Whole-Body Constrained Learning for Legged Locomotion via Hierarchical Optimization

TL;DR

This paper introduces a hierarchical optimization-based reinforcement learning framework for legged robots that incorporates constraints to enhance safety and robustness in complex, real-world environments.

Contribution

It presents a novel constrained RL approach with hierarchical optimization that improves safety and transferability for legged locomotion tasks.

Findings

Successfully deployed on a hexapod robot in outdoor environments

Demonstrated improved safety with reduced joint collisions and slippage

Enhanced robustness in complex terrains like snow and stairs

Abstract

Reinforcement learning (RL) has demonstrated impressive performance in legged locomotion over various challenging environments.
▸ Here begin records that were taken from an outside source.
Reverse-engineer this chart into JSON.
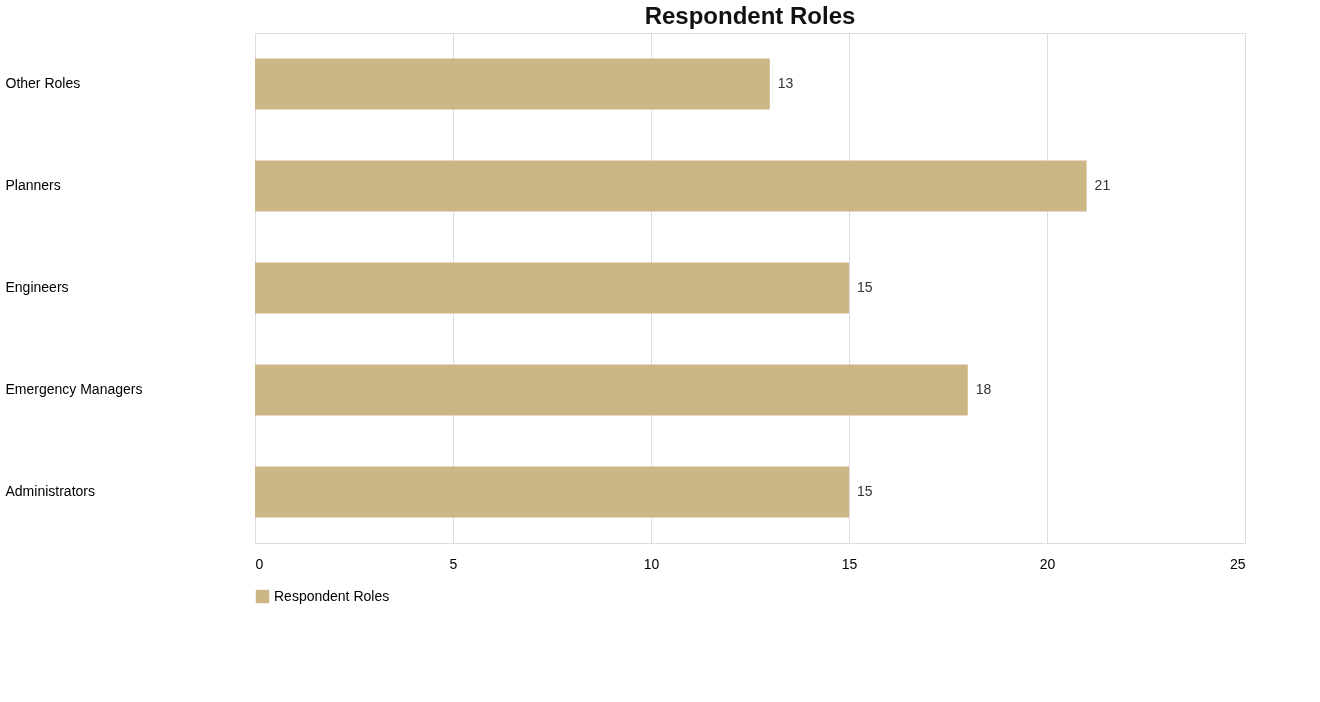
{
  "chart_data": {
    "type": "bar",
    "orientation": "horizontal",
    "title": "Respondent Roles",
    "categories": [
      "Other Roles",
      "Planners",
      "Engineers",
      "Emergency Managers",
      "Administrators"
    ],
    "series": [
      {
        "name": "Respondent Roles",
        "color": "#cdb686",
        "values": [
          13,
          21,
          15,
          18,
          15
        ]
      }
    ],
    "xlim": [
      0,
      25
    ],
    "xticks": [
      0,
      5,
      10,
      15,
      20,
      25
    ],
    "grid": "x",
    "legend": "bottom",
    "data_labels": true
  }
}
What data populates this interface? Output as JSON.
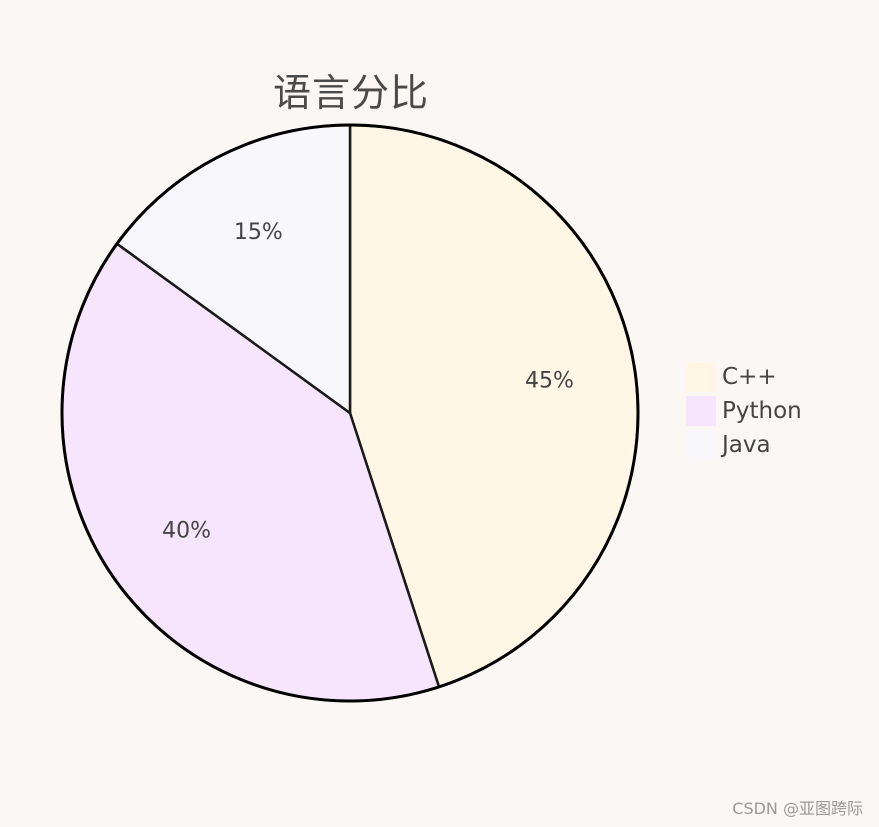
{
  "chart_data": {
    "type": "pie",
    "title": "语言分比",
    "categories": [
      "C++",
      "Python",
      "Java"
    ],
    "values": [
      45,
      40,
      15
    ],
    "labels": [
      "45%",
      "40%",
      "15%"
    ],
    "colors": [
      "#fff6e5",
      "#f7e4fd",
      "#f8f7fc"
    ],
    "legend_placement": "right",
    "start_angle": "12 o'clock",
    "direction": "clockwise"
  },
  "watermark": "CSDN @亚图跨际"
}
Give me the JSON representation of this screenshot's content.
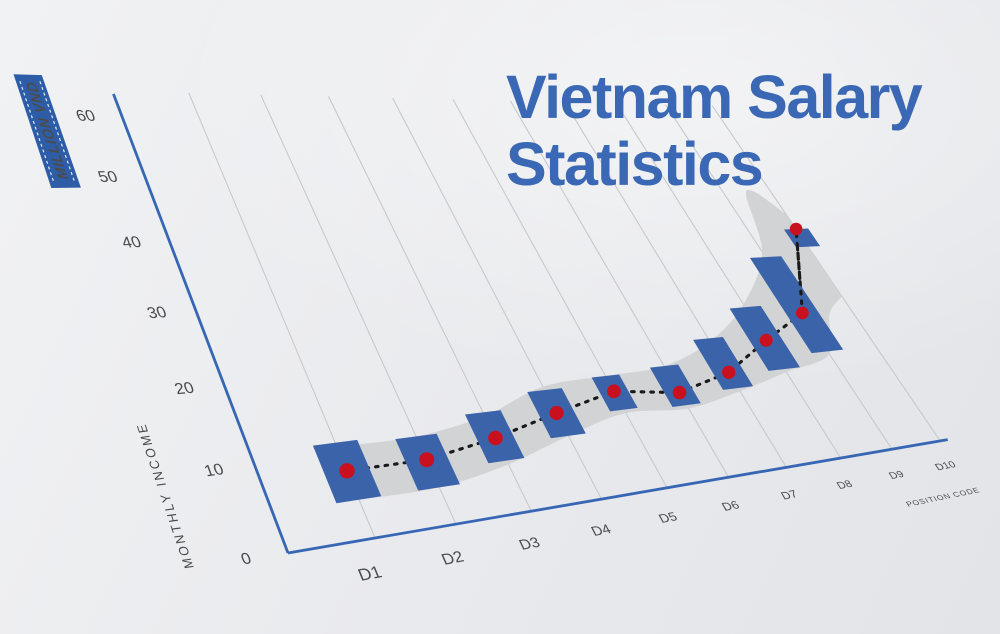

However, due to the sim-to-real gap and lack of explainability, unconstrained RL policies deployed in the real world still suffer from inevitable safety issues, such as joint collisions, excessive torque, or foot slippage in low-friction environments. These problems limit its usage in missions with strict safety requirements, such as planetary exploration, nuclear facility inspection, and deep-sea operations. In this paper, we design a hierarchical optimization-based whole-body follower, which integrates both hard and soft constraints into RL framework to make the robot move with better safety guarantees. Leveraging the advantages of model-based control, our approach allows for the definition of various types of hard and soft constraints during training or deployment, which allows for policy fine-tuning and mitigates the challenges of sim-to-real transfer. Meanwhile, it preserves the robustness of RL when dealing with locomotion in complex unstructured environments. The trained policy with introduced constraints was deployed in a hexapod robot and tested in various outdoor environments, including snow-covered slopes and stairs, demonstrating the great traversability and safety of our approach.